Data Protection Breach Reporting Procedure


As a Chambers, we are responsible for ensuring that personal data processed by the Chambers is not:

  • Accessed without authority;
  • Processed unlawfully;
  • Lost;
  • Destroyed; or
  • Damaged.

Nevertheless, we realise that sometimes things may go wrong, and we might fail to achieve one or more of our data protection responsibilities. If this does happen, we must take steps to try to put things right. However, we can do this only if we know there has been a problem. Therefore, everybody within Chambers has a duty to report any actual or suspected data breach, regardless of whether they have discovered or caused it.


A data protection breach is defined as “a breach of security leading to the accidental or unlawful destruction, loss, alteration, unauthorised disclosure of, or access to, personal data transmitted, stored or otherwise processed.”

Data protection breaches can happen for a wide range of reasons, including:

  • Human error;
  • Cyber-attacks;
  • Loss or theft of devices or equipment on which personal data is stored;
  • Inadequate or inappropriate access controls;
  • Deceit; and
  • Disasters at Chambers’ premises, for example, fire or flood.

If you are unsure whether a particular circumstance or incident constitutes a data protection breach, please refer the matter urgently to the Head of Chambers, Isabelle Watson and Data Protection Manager, Clive Barrett, for Guidance.


Reporting of data breaches by Barristers and Chambers

The person who created the breach will report the breach to the Information Commissioner’s Office (ICO) within 72 hours after becoming aware of the breach.

[Guidance on reporting a breach to the ICO is on page 3 of this document].

Although, as data controllers, Barristers are under no regulatory obligation to report a breach to Chambers and are responsible individually for compliance with the notification and reporting obligations of the GDPR, nonetheless, Chambers recognises the role undertaken by Chambers as a Data Processor and acknowledges an obligation to support Data Controllers in those cases where it is appropriate to do so.

Therefore, in the case of a data breach caused by a Member of Chambers, the Barrister is requested (in addition to regulatory obligations) to report the breach to Isabelle Watson, Head of Chambers and Clive Barrett, Data Protection Manager.

Chambers, in its capacity as data processor, will support any Barristers reporting and managing data breaches.

Reporting of data breaches by Pupils and Staff

All personal data breaches involving pupils and staff must be reported by email to the Head of Chambers and Data Protection Manager for their Guidance immediately upon discovery.

The person who created the breach will report the breach to the Information Commissioner’s Office (ICO) within 72 hours after having become aware of the breach.

[Guidance on how to report a breach to the ICO is on page 3 of this document].
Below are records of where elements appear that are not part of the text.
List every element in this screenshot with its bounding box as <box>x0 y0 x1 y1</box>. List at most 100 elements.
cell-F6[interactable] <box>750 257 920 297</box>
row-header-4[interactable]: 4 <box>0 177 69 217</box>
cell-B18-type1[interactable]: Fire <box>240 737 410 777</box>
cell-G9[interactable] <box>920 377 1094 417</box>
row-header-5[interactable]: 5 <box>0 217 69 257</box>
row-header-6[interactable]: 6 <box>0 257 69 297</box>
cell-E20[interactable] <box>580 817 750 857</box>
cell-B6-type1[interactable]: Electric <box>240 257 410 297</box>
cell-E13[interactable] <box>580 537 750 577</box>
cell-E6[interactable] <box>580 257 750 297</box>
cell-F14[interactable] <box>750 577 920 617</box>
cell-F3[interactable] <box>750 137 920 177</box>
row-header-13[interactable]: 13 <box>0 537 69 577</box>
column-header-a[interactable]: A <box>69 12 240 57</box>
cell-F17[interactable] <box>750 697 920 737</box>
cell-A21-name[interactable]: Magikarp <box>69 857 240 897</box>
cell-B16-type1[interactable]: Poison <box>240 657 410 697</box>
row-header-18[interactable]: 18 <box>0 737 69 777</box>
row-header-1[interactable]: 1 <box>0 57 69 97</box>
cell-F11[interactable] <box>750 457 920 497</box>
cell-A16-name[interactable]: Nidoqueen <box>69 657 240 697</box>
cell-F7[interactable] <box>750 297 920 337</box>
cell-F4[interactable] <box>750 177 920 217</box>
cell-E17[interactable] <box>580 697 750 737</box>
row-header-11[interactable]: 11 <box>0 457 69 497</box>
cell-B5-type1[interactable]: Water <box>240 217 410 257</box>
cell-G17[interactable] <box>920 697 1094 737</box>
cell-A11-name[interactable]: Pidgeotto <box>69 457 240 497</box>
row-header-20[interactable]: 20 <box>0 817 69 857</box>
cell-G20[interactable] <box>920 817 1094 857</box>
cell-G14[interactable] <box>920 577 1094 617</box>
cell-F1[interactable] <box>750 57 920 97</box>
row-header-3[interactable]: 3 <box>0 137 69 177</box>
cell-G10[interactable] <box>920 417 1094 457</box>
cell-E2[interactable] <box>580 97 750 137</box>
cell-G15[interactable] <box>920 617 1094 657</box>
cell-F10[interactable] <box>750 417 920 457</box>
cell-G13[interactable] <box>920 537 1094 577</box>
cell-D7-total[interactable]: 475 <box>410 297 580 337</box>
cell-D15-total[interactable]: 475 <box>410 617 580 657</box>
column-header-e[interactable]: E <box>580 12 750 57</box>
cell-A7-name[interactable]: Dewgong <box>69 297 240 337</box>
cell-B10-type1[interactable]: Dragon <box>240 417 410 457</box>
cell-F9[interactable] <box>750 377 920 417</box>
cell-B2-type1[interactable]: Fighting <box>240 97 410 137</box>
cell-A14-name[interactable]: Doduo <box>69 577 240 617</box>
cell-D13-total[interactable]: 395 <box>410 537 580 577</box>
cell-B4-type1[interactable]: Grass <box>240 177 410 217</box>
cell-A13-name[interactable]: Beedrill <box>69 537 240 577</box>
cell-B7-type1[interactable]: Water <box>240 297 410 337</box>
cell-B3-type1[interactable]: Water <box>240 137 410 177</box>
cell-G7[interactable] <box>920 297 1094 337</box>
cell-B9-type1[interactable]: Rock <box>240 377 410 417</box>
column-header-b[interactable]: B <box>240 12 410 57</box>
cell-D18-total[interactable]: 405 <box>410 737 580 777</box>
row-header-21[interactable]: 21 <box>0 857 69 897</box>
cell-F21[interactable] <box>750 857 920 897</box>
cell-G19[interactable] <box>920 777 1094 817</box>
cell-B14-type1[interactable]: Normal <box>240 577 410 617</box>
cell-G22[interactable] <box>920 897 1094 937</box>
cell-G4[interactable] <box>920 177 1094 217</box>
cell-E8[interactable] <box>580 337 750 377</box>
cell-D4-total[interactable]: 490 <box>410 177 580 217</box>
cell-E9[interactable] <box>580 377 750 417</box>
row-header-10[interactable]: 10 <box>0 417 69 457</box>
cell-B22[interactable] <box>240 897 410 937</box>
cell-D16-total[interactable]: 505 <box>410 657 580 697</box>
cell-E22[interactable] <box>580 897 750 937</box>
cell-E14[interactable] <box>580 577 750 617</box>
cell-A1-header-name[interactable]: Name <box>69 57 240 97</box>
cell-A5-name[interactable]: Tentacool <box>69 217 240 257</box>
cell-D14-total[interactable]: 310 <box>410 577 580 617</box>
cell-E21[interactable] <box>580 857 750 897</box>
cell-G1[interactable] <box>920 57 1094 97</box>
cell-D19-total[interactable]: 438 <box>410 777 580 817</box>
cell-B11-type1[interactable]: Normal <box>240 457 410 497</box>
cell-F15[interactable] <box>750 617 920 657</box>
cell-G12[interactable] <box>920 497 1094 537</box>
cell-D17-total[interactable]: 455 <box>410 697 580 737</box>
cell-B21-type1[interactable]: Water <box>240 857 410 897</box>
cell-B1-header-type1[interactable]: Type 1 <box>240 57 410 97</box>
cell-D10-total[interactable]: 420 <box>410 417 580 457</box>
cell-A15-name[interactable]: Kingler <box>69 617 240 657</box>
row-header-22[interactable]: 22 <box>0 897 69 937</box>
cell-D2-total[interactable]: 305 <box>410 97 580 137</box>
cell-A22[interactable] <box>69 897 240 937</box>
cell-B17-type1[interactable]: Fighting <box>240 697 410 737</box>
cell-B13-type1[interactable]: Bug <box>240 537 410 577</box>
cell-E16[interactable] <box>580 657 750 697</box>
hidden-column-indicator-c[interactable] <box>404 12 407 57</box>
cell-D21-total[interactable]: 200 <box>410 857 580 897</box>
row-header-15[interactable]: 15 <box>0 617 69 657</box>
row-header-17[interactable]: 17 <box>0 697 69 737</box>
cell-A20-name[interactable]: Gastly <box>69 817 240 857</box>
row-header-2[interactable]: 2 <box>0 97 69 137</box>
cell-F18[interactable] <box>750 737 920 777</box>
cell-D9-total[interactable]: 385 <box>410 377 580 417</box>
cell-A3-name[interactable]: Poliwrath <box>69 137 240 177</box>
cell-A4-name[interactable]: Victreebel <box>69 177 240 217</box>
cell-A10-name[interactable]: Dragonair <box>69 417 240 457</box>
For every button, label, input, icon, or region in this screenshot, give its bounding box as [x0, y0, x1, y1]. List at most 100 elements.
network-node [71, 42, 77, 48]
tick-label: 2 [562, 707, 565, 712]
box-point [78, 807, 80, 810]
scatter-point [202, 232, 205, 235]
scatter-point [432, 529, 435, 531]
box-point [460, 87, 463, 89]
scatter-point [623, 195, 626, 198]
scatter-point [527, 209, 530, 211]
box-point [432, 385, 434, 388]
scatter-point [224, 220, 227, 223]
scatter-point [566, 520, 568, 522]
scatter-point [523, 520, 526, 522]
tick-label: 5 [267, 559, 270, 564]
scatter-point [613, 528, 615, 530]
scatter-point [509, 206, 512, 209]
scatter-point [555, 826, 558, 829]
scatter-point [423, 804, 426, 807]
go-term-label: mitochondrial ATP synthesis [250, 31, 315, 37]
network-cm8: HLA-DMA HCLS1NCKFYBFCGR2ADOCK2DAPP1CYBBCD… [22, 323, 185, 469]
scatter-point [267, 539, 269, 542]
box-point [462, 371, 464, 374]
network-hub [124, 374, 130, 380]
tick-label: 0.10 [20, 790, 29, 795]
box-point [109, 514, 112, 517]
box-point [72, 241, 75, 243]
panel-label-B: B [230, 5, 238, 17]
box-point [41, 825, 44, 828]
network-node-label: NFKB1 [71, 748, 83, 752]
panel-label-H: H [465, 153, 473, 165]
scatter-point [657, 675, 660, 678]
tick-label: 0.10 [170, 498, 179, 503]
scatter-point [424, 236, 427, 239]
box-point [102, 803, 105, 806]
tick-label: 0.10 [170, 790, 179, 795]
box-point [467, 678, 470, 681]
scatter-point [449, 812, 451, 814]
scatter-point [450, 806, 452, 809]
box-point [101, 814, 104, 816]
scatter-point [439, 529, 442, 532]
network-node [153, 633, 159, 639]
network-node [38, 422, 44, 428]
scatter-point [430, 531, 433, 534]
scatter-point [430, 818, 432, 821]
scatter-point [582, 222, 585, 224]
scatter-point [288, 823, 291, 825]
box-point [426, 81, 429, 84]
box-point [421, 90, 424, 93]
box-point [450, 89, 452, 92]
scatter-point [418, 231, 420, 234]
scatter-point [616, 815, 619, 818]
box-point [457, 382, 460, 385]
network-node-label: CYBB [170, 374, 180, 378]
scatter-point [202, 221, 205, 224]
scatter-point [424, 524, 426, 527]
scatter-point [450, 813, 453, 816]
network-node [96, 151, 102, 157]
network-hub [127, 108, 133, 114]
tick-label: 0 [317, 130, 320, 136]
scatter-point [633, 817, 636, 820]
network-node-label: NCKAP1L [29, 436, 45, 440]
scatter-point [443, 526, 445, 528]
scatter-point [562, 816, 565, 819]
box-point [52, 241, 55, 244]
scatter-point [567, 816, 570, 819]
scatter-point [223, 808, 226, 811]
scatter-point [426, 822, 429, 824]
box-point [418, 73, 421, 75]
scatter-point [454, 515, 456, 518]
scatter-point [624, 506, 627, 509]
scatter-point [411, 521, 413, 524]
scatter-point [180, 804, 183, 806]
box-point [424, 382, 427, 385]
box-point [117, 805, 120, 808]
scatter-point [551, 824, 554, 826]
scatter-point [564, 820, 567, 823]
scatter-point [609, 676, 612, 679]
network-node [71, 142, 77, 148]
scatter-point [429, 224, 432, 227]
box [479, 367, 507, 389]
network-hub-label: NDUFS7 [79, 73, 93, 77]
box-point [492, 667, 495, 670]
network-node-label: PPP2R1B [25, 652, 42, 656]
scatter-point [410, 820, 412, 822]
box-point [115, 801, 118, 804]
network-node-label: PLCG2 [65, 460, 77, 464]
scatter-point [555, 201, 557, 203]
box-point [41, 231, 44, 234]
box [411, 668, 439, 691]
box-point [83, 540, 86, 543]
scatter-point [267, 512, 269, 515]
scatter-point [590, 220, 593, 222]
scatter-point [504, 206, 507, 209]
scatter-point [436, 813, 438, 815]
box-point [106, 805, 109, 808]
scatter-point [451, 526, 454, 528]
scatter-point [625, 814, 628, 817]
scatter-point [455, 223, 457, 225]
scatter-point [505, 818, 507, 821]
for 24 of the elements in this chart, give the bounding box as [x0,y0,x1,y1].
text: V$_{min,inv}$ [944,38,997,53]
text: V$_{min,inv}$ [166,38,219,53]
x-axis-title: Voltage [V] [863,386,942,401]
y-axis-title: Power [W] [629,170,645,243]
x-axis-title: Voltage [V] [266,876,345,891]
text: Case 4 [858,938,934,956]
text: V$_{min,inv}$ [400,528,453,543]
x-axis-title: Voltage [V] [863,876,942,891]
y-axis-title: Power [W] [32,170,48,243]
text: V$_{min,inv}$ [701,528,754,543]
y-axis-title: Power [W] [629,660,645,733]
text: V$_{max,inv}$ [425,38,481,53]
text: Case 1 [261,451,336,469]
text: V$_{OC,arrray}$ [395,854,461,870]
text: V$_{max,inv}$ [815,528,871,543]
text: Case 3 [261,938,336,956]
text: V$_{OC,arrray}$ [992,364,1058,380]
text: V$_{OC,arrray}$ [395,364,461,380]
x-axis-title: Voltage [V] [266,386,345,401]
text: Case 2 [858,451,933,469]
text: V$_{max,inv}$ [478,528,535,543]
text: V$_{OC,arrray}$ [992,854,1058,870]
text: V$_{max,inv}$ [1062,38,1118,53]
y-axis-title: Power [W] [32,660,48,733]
When making a report, please detail:

  • the nature of the suspected breach (theft, loss, destruction)
  • the nature of the data involved in the breach (sensitive, personal, commercial etc.)
  • the scope of the breach (single client, multiple client, internal data)
  • a description of the events relating to the breach (overview of why the breach came about)
  • any chambers’ staff, barristers and/or other parties involved
  • when the breach occurred
  • any other information considered relevant

How to report a breach to the ICO

To report a breach, call the ICO helpline at 0303 123 1113 (normal opening hours are Monday to Friday between 9.00 am and 4.30 pm).

The ICO will record the breach and give you advice about what to do next.

To report a breach outside of their normal opening hours, you can report online. Click here to access the relevant page of the ICO website, scroll down and select the ‘Personal data breach reporting form’, which will open into a downloadable Word document.

Complete the reporting form and email as follows:

  1. In the subject box of your email, insert ‘Personal data breach notification’.
  2. cc…
  3. Attach the reporting form and email it to

Based on your information, the ICO should contact you within seven calendar days to provide information about their next steps.